Uitspraak
28 februari 2014, 13/1036 (aangevallen uitspraak)
Centrale Raad van Beroep
In deze zaak heeft de Centrale Raad van Beroep op 31 augustus 2015 uitspraak gedaan in hoger beroep tegen een eerdere uitspraak van de rechtbank Noord-Nederland. Appellant, die zich arbeidsongeschikt had gemeld in verband met liesproblematiek en later ook met pijn- en psychische klachten, had bezwaar gemaakt tegen de beslissing van het Uwv om zijn WAO-uitkering niet te verhogen. De rechtbank had het beroep van appellant ongegrond verklaard, waarop hij in hoger beroep ging.
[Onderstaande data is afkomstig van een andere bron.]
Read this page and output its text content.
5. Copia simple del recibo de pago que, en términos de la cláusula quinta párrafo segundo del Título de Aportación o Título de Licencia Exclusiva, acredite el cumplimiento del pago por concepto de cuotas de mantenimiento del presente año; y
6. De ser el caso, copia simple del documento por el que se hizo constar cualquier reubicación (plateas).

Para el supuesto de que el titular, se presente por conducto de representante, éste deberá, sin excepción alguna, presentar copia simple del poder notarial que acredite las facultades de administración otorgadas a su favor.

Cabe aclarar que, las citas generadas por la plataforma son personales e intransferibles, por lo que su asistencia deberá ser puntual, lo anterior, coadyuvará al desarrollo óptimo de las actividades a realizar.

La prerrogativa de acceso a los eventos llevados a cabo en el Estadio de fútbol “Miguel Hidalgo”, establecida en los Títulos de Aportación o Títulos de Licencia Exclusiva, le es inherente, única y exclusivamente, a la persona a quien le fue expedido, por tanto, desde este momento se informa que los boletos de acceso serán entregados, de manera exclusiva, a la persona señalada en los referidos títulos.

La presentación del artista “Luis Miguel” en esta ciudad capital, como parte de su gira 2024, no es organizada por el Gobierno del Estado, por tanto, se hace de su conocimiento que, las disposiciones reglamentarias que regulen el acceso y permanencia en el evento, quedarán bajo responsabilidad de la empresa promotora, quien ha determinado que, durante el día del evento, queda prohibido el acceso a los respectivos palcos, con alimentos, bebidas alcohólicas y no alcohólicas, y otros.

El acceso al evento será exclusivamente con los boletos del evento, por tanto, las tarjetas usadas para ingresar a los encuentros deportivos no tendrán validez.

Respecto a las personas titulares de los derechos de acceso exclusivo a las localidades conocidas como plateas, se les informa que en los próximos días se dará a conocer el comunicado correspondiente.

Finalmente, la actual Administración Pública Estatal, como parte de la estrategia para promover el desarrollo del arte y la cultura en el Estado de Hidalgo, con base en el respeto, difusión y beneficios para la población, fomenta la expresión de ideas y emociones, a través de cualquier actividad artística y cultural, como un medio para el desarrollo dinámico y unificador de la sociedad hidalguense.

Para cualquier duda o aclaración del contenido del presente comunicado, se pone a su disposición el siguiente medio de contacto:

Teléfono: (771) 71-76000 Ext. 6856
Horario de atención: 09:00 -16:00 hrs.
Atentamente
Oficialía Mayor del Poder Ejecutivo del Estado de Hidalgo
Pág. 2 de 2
De Raad oordeelde dat de rechtbank terecht had geoordeeld dat het Uwv de beperkingen van appellant per 11 februari 2013 niet had onderschat. De Raad concludeerde dat de verzekeringsartsen van het Uwv op inzichtelijke wijze hadden gemotiveerd welke beperkingen appellant ondervond en dat er geen aanleiding was om aan te nemen dat zijn belastbaarheid was overschat. De Raad wees erop dat de verhoging van de WAO-uitkering per 29 januari 2014 niet betekende dat de eerdere beoordeling onjuist was.
De Raad bevestigde de uitspraak van de rechtbank en oordeelde dat er geen reden was om het onderzoek ter zitting te heropenen. Appellant had niet aangetoond dat er nieuwe informatie was die de beoordeling van zijn belastbaarheid zou kunnen beïnvloeden. De Raad veroordeelde het Uwv in de proceskosten van appellant, die in totaal € 1.960,- bedroegen, en bepaalde dat het Uwv het griffierecht van € 166,- aan appellant moest vergoeden.